Comment by bumby
1 day ago
>And he would give negative points on assignments.
I remember reading (maybe from Nate Silver) of a professor who would use this technique to teach about uncertainty. You could weigh your overall grade with a proclamation about how certain you were about the answer. Right answers with high certainty could really amp up your grade, but conversely if you claimed 100% certainty on a question you got wrong, you’d fail the course!
There are a number of variations. You might actually be thinking of https://www.overcomingbias.com/p/my-favorite-liahtml or possibly https://gwern.net/doc/statistics/prediction/2022-gelman.pdf (if neither of those are it, it might be one of the others I collated in https://gwern.net/fake-journal-club#external-links ).
This is the best/most fun way to bet on the Oscars.
You pick the winner and then assign 1-25 (or whatever) points to it (using each number for only one category) and if you get it right you get that number of points.

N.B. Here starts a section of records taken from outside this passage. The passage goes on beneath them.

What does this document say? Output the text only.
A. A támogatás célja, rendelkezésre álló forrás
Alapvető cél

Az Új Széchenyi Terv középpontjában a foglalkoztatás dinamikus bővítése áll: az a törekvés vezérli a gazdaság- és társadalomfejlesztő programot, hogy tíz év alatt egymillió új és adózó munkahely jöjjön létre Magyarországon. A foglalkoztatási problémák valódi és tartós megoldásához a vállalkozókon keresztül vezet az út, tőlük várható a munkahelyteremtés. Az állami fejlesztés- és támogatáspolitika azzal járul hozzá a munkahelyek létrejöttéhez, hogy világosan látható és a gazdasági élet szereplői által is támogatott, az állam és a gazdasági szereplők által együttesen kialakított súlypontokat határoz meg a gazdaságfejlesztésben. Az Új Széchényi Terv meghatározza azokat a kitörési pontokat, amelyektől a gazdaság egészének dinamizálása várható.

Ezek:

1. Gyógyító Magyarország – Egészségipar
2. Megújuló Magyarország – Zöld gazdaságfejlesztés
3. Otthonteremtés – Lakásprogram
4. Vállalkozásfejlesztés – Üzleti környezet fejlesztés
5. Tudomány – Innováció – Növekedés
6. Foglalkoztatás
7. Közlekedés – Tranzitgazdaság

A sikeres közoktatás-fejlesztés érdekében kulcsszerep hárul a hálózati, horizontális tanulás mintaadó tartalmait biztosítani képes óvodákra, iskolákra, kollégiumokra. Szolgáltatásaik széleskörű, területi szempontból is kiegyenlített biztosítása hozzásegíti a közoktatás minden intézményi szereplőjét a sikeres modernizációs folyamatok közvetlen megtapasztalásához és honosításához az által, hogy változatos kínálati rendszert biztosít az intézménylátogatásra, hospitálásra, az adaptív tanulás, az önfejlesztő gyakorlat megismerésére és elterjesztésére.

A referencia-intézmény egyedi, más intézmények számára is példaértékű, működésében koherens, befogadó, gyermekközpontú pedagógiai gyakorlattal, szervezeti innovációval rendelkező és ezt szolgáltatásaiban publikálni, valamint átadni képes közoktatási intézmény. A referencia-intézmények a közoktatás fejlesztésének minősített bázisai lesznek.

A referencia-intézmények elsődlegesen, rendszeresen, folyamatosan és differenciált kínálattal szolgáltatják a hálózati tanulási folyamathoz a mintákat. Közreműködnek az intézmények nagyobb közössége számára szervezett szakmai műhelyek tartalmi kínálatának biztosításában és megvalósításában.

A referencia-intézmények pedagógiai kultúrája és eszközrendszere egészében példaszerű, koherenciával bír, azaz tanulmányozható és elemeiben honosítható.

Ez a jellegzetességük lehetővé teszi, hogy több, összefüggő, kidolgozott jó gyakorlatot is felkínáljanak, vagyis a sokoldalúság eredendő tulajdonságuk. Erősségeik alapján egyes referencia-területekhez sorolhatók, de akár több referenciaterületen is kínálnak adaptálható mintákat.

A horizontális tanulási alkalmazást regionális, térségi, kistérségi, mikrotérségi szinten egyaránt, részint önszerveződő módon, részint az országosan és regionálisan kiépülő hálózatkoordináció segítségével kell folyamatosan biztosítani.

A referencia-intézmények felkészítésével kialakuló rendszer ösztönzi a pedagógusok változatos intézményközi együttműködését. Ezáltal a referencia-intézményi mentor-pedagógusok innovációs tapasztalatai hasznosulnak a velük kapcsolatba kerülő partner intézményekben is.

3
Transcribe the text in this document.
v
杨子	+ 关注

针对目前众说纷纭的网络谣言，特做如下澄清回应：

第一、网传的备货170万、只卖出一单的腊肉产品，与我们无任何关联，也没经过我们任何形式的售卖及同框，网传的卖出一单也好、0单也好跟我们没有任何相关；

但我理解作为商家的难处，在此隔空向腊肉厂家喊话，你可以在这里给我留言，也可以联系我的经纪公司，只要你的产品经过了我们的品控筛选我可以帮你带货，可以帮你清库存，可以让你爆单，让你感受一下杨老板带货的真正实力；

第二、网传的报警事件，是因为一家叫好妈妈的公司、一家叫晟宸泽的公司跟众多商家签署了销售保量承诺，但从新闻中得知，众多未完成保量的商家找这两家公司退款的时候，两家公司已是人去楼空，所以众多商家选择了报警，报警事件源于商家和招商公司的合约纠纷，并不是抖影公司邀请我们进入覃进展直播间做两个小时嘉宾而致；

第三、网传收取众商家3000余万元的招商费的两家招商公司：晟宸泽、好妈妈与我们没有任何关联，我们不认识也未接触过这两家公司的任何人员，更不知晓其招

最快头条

It basically prevents ties. It lets you make risky picks without falling out of the running. The downside is a shocking number of people won't be able to follow the rule and end up with 22 used twice or whatever.
> shocking
I don't think it's surprising or notably bad that people will have trouble tracking everything when you ask them to order a big list while making other decisions that affect the order.
Make it a web app or hand out cards where the order is the certainty.